Main and side characters are of inconsistent make: some quirky and intriguing individuals may arise from time to time, however, it’s also true some of the (supposedly) centerpieces of the adventure just prove bland and one-sided (such as Lange’s sidekick sergeant, to name one). There’s a lack of insight in most characters’ personal life or ideas, as there simply won’t be the chance to have any dialogue with them that isn’t related to the main story’s progress. This becomes especially true and evident in later chapters and will be a hindrance if you’re trying to understand anything beyond the characters’ role in the fortress environment. There’s never any further elaboration on the world or lore either, making the monastery seem like a self-contained bubble (and in some ways, it actually is) where no topics except the daily misadventures ever exist. Sure, you’ll hear some rumors and trivia but that’s it.

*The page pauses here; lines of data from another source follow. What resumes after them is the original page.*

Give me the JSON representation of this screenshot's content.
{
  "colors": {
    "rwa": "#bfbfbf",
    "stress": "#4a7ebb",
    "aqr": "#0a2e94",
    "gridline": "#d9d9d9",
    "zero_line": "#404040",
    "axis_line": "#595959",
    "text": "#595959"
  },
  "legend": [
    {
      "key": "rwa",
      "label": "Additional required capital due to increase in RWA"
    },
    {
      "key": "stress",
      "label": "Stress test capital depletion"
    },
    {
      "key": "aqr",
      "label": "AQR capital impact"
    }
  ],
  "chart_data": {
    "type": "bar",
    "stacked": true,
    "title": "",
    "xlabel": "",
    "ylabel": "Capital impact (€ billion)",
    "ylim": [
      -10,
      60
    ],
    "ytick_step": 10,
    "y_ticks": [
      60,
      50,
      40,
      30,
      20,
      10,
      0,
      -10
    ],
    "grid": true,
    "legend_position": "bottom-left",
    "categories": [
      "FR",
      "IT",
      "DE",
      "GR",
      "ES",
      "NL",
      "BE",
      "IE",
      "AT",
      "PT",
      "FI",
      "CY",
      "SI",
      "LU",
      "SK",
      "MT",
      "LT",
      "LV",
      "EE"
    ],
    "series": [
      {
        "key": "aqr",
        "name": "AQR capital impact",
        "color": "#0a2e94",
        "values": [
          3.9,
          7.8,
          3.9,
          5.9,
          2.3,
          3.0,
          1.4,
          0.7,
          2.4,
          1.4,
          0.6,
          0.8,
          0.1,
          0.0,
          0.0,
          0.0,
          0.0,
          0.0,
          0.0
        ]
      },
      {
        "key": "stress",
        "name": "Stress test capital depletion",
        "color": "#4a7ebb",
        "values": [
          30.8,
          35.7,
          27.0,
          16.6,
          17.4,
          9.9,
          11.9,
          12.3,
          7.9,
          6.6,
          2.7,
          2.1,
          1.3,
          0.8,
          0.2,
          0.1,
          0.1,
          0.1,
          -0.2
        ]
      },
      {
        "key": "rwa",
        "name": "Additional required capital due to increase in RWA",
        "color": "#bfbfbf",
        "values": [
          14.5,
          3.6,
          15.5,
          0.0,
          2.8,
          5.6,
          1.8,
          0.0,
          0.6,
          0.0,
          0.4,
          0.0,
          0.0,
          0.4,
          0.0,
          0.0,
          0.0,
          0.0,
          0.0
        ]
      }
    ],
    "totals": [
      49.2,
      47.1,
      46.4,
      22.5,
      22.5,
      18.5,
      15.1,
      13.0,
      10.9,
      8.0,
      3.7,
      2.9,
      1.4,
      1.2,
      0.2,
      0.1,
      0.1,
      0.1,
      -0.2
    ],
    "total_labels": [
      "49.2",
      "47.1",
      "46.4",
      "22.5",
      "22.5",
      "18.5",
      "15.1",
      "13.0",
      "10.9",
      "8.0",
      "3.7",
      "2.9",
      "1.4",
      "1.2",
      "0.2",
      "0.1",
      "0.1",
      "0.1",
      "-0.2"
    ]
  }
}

With Good Intentions is made unique by its handling of death – because yes, in this visual novel you can actually die – as Von Eigo at least. Basically, every time you take a wrong ‘route’, your demise will be inevitable, be it at the hand of an enemy or more mysterious forces. The knowledge acquired from dialogues and actions will however be kept for the next instance of what essentially is a time loop, with Rayon being able to use it to change things in his favor. Each ‘past’ sequence is ultimately a combination puzzle where you die until you find the right set of actions that give a (single) good ending, thus finishing the chapter. In the present, conversely, you won’t be able to die, no matter how badly you may seem to screw up.
On paper this system would be intriguing, but it’s terribly implemented for the most part. Technical shenanigans aside (and those are already enough because let’s be honest, it’s a visual novel, not Space Engineers) there is a clear lack of proofreading and mediocre translation quality; expect weird syntax and wording as common issues. On top of that, the absence of manual saving and the inability to skip to the next choice immediately, when repeating an already-seen dialogue, make the experience tedious because the non-adjustable text speed is too low (even with speed-up enabled). This leads to an enormous amount of wasted time and filler that have no place in any decent visual novel.
Another huge flaw is found in the numerous non-sequiturs (in layman’s terms: nonsense) related to the causes of death, or to the available choices in some dialogues. On numerous occasions, you’ll find poor Rayon dying for arbitrary reasons that at times are not even explained properly, or him suddenly unable to use critical information in a logical way, simply because that choice wasn’t accounted for. It leaves a bitter, disappointing taste to see how much potential was wasted due to mediocre writing and dubious logic.